7 simple ways we love incorrectly

7 simple ways we love incorrectly

Written by: Seada

 

Love: a requirement for survival, a need for belonging, a feeling of nurturance and acceptance. While the process of falling in love is simple, it is also complicated. Falling in love with the wrong person or for the wrong reason can be detrimental to our psychological well-being.

There are articles all over the internet discussing matters like how to prevent losing yourself in love, but few articles mention the harm of falling out of love with yourself in order to fall in love with someone else. In a simple, 7-step guide, I will demonstrate how easy it can be to lose ourselves by falling in love for the wrong reasons.
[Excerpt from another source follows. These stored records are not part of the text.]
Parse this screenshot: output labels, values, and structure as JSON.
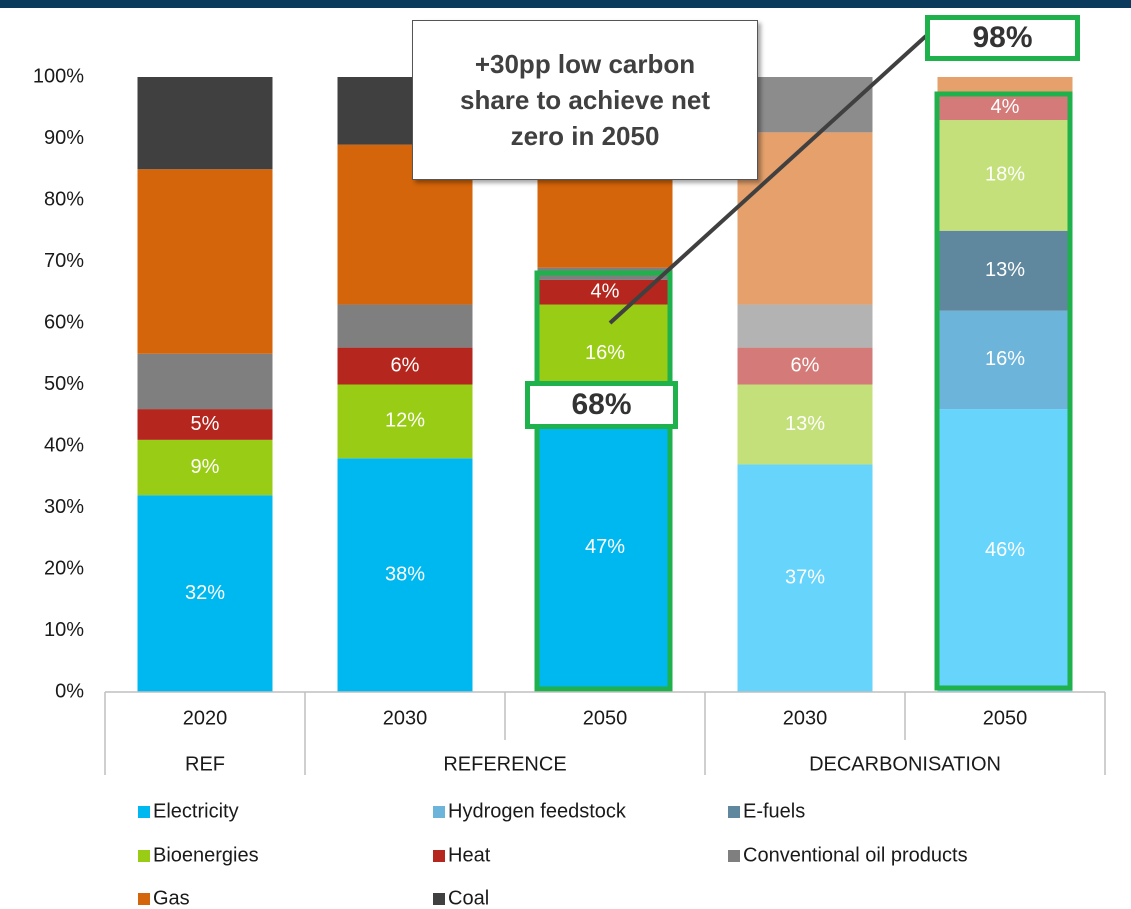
{
  "chart_data": {
    "type": "stacked-bar",
    "categories": [
      "2020",
      "2030",
      "2050",
      "2030",
      "2050"
    ],
    "groups": [
      {
        "label": "REF",
        "size": 1
      },
      {
        "label": "REFERENCE",
        "size": 2
      },
      {
        "label": "DECARBONISATION",
        "size": 2
      }
    ],
    "series": [
      {
        "name": "Electricity",
        "color": "#00b8f0",
        "colors": [
          "#00b8f0",
          "#00b8f0",
          "#00b8f0",
          "#66d4fb",
          "#66d4fb"
        ],
        "values": [
          32,
          38,
          47,
          37,
          46
        ],
        "value_labels": [
          "32%",
          "38%",
          "47%",
          "37%",
          "46%"
        ]
      },
      {
        "name": "Hydrogen feedstock",
        "color": "#6cb4d9",
        "colors": [
          "#6cb4d9",
          "#6cb4d9",
          "#6cb4d9",
          "#6cb4d9",
          "#6cb4d9"
        ],
        "values": [
          null,
          null,
          null,
          null,
          16
        ],
        "value_labels": [
          null,
          null,
          null,
          null,
          "16%"
        ]
      },
      {
        "name": "E-fuels",
        "color": "#5f879e",
        "colors": [
          "#5f879e",
          "#5f879e",
          "#5f879e",
          "#5f879e",
          "#5f879e"
        ],
        "values": [
          null,
          null,
          null,
          null,
          13
        ],
        "value_labels": [
          null,
          null,
          null,
          null,
          "13%"
        ]
      },
      {
        "name": "Bioenergies",
        "color": "#99cc14",
        "colors": [
          "#99cc14",
          "#99cc14",
          "#99cc14",
          "#c4e07a",
          "#c4e07a"
        ],
        "values": [
          9,
          12,
          16,
          13,
          18
        ],
        "value_labels": [
          "9%",
          "12%",
          "16%",
          "13%",
          "18%"
        ]
      },
      {
        "name": "Heat",
        "color": "#b5261e",
        "colors": [
          "#b5261e",
          "#b5261e",
          "#b5261e",
          "#d47a78",
          "#d47a78"
        ],
        "values": [
          5,
          6,
          4,
          6,
          4
        ],
        "value_labels": [
          "5%",
          "6%",
          "4%",
          "6%",
          "4%"
        ]
      },
      {
        "name": "Conventional oil products",
        "color": "#7f7f7f",
        "colors": [
          "#7f7f7f",
          "#7f7f7f",
          "#7f7f7f",
          "#b3b3b3",
          "#b3b3b3"
        ],
        "values": [
          9,
          7,
          2,
          7,
          null
        ],
        "value_labels": [
          null,
          null,
          null,
          null,
          null
        ]
      },
      {
        "name": "Gas",
        "color": "#d4650a",
        "colors": [
          "#d4650a",
          "#d4650a",
          "#d4650a",
          "#e5a06c",
          "#e5a06c"
        ],
        "values": [
          30,
          26,
          21,
          28,
          3
        ],
        "value_labels": [
          null,
          null,
          null,
          null,
          null
        ]
      },
      {
        "name": "Coal",
        "color": "#404040",
        "colors": [
          "#404040",
          "#404040",
          "#404040",
          "#8c8c8c",
          "#8c8c8c"
        ],
        "values": [
          15,
          11,
          10,
          9,
          null
        ],
        "value_labels": [
          null,
          null,
          null,
          null,
          null
        ]
      }
    ],
    "ylim": [
      0,
      100
    ],
    "yticks": [
      {
        "value": 0,
        "label": "0%"
      },
      {
        "value": 10,
        "label": "10%"
      },
      {
        "value": 20,
        "label": "20%"
      },
      {
        "value": 30,
        "label": "30%"
      },
      {
        "value": 40,
        "label": "40%"
      },
      {
        "value": 50,
        "label": "50%"
      },
      {
        "value": 60,
        "label": "60%"
      },
      {
        "value": 70,
        "label": "70%"
      },
      {
        "value": 80,
        "label": "80%"
      },
      {
        "value": 90,
        "label": "90%"
      },
      {
        "value": 100,
        "label": "100%"
      }
    ],
    "annotations": [
      {
        "text": "+30pp low carbon share to achieve net zero in 2050"
      },
      {
        "text": "68%"
      },
      {
        "text": "98%"
      }
    ]
  }
}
    1. Sacrificing things you love to do to make someone else happy. This statement may come as a surprise, but experts believe that sacrificing things you love to make someone else happy can cause symptoms of depression, unhappiness, anxiety, and trouble concentrating, along with other physiological and psychological problems. Instead of sacrificing things you love to earn someone’s happiness, the best approach is to collaborate on activities with your partner so you are can both feel a sense of satisfaction. Love grows deeper with collaboration, while love without boundaries develops into resentment.
    2. Cutting ties with friends and family. That old quote is very true: “Be careful what you wish for.” Life is a test, and it will invite people in your path to test the truthfulness of your intentions. Implementing healthy boundaries is a wonderful measure to protect against damage to our mental well-being. However, cutting out friends and family who are good to you in order to feel accepted by your partner can actually create physiological distress and psychological problems.
    3. Believing that all your time should all be devoted to one person. Priorities are important, but so is balance. Pay attention: How often do you catch yourself waiting by your phone, hopeful he or she will send you a random text message filled with romantic dialogue? This waiting game is irrational and detrimental. If they are busy, then busy your mind with matters you enjoy. This method teaches your partner you have standards and dignity; it also teaches you to not develop co-dependency.
    4. Making adjustments in your schedule to meet their needs. Are they as flexible in their schedule as you are with yours? Is effort mutual and reciprocal? While in a supervisory session with my mentor, she advised me never to work harder than people who do not believe in the same goals, for you will only exhaust yourself on every psychological domain.
    5. Diminishing the importance of your own goals. Have you changed your goals to reflect your partner’s, or have your plans grown together to build a stronger foundation? Many people assume the best way to strengthen the relationship is to drop your own goals to take on your partner’s goals. However, diminishing the value of your own goals is a sign of losing yourself.
    6. Loving them more than you love yourself. It is an admirable quality to give love, but loving someone more than yourself can create neediness and emotional dysfunction. When we value others more than we value ourselves, we create the need for constant validation and reassurance. Loving others more than yourself is not an act of self-love; it is an act of compassionate martyrdom. Losing one’s self-respect and self-love makes it difficult to love and respect someone else.
    7. Respecting their values while forgetting your own. Team work is essential to conquer challenges. Being the sole effortful person on the team is a sign of disrespect. Being taken for granted can cause a multitude of insecurities. Consider how often the person you love respects your values. If the respect between you is semi-equivalent, kudos to you both; however, if respect is a one-way highway, then pay attention to your signs of resentment: anger, disappointment, nagging, complaints, unhappiness, negativity, and isolation. Consider revisiting your values and living up to them.

Love is a fundamental component of survival, but love can be detrimental if we lose ourselves trying to love someone else. “First comes love, then comes marriage,” is a mythological statement, because prior to falling in love, we must first feel that we are respected and have the ability to give respect.